A Nutty Bank Job

“Put all the money into this bag,” I said. I tried to keep my voice steady; it wouldn’t do for it to break and for me to squeak my demands. I turned my head slightly so she wouldn’t notice the acne around my nose but would focus on the dark sunglasses lending me an air of authority.

The bank teller looked at me and smiled. She glanced down at my open palm cradling some candy peanuts and then at the open sweet bag in my other hand. “Are you trying to hold up the bank with peanuts?”

I nodded.

“Wouldn’t a gun be more appropriate?”

“You might think so,” I said, “but then you don’t realise the damage I can do with this little lot.” I popped one into my mouth and crunched down for emphasis. That was cool!

She chuckled. “I’m sorry, young man, but I really don’t understand the joke.”

“Young man?” I tried to snarl but I squeaked. I hated people not taking me seriously. Her smile broadened and I could feel my face reddening. “Fine, I’ll show you.”

Sometimes nothing works like a demonstration, I thought. I concentrated on the peanuts in my hand and mentally manipulated the quantum boundary around their hard, sugary shells. They shot away from my hand at close to the speed of light. I was never sure if it was the kinetic energy which produced the damage or if the warp field around the peanuts created a destructive wormhole. It didn’t matter really.

The side wall of the bank disintegrated. A concussive wave spread outwards and shattered windows across the street, but the peanuts did no further damage. I had found the effect to always be short range and, again, I don’t really understand the reasons. I’m failing Science at school.

I poured some more peanuts into my palm and held them out. “Put the money in the bag.” I definitely sounded more commanding this time, I felt. The teller began stuffing handfuls of cash into the bag without saying a word. She looked terrified.

I glanced around the bank foyer and was happy to see that all the waiting customers were cowering on the floor. I was finally getting noticed. I was being taken seriously for the first time in my life. Then I noticed the guard pointing a revolver at me. He seemed old and frail, at least he had grey hair and his hands were shaking as he held the gun out towards me. “How did I not realise the bank had an armed guard?” I asked myself. I was certain it only had a silent alarm and I intended to be long gone before the police arrived. But here was a doddery old man threatening me with a gun.

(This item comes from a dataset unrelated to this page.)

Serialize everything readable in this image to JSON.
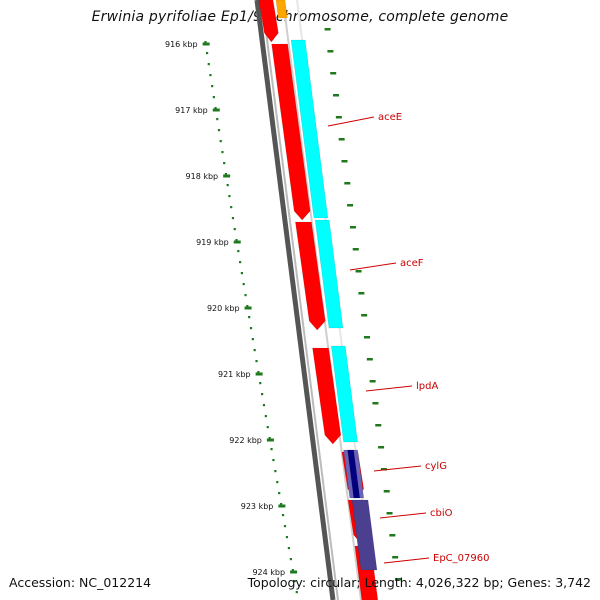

He will have to be forcibly retired, I thought, by quantum nut!

“Son, drop the…,” stammered the guard, “… drop the sweets.”

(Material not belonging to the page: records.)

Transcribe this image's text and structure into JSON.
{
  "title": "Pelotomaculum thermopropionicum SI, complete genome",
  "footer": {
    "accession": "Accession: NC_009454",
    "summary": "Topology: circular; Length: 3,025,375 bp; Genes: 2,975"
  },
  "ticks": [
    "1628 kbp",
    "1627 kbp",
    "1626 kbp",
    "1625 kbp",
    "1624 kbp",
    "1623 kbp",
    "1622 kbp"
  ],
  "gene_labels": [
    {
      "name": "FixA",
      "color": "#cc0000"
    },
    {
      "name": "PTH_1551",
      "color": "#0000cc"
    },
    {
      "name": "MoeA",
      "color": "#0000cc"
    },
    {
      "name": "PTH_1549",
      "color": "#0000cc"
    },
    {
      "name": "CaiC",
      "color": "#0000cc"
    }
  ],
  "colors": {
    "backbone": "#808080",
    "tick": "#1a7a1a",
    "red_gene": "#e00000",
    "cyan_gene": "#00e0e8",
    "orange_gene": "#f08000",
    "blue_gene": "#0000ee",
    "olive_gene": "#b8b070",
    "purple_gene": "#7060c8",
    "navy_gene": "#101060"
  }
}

I looked at the peanuts in my hand and concentrated on the quantum boundary surrounding their hard, sugary …

The first bullet hit me in the chest, the second high up on my shoulder. I lost focus, then control of my bladder, then my legs began to wobble, they buckled, and I collapsed to the floor.

This wasn’t supposed to happen, I thought. I was going to show the world what I was capable of, how I could create an Alcubierre warp drive by bending the space-time continuum around a peanut. I knew all about the Mexican physicist’s theories from a late-night documentary: bend space-time around an object and the speed of light seized to be an impenetrable barrier.

I can do that, I thought. I can bend space-time.

I tried to explain to the guard. I tried to say, “do you know what I can do? I can change the world forever. I hold the key to exploring the stars and to mankind colonizing the galaxy.”

All I could manage was a gurgle. I could feel warm liquid in my throat and tried to cough it out, but I couldn’t lift my head off the floor.

The guard slowly walked towards me, still holding the gun pointed at me in his shaking hands.

I guessed what he would say to me: “Son, you have an impressive skill in quantum manipulation, but you can’t go around robbing banks. I’m sorry I had to shoot you but we’ll get you fixed up and you can claim your Nobel prize.”

I would reply: “I understand why you fired, Mister. I didn’t want anybody to get hurt. I just wanted to have some good things in my life. A fast car, smart clothes; maybe impress some girls at school. I figured I deserved it when I’m about to change the world.”

And then he would say …

The guard looked down at me with something akin to contempt. “Freak,” he said. “You’re going to prison, son, or maybe just the nut house.”

The guard guffawed at his own joke as I passed out.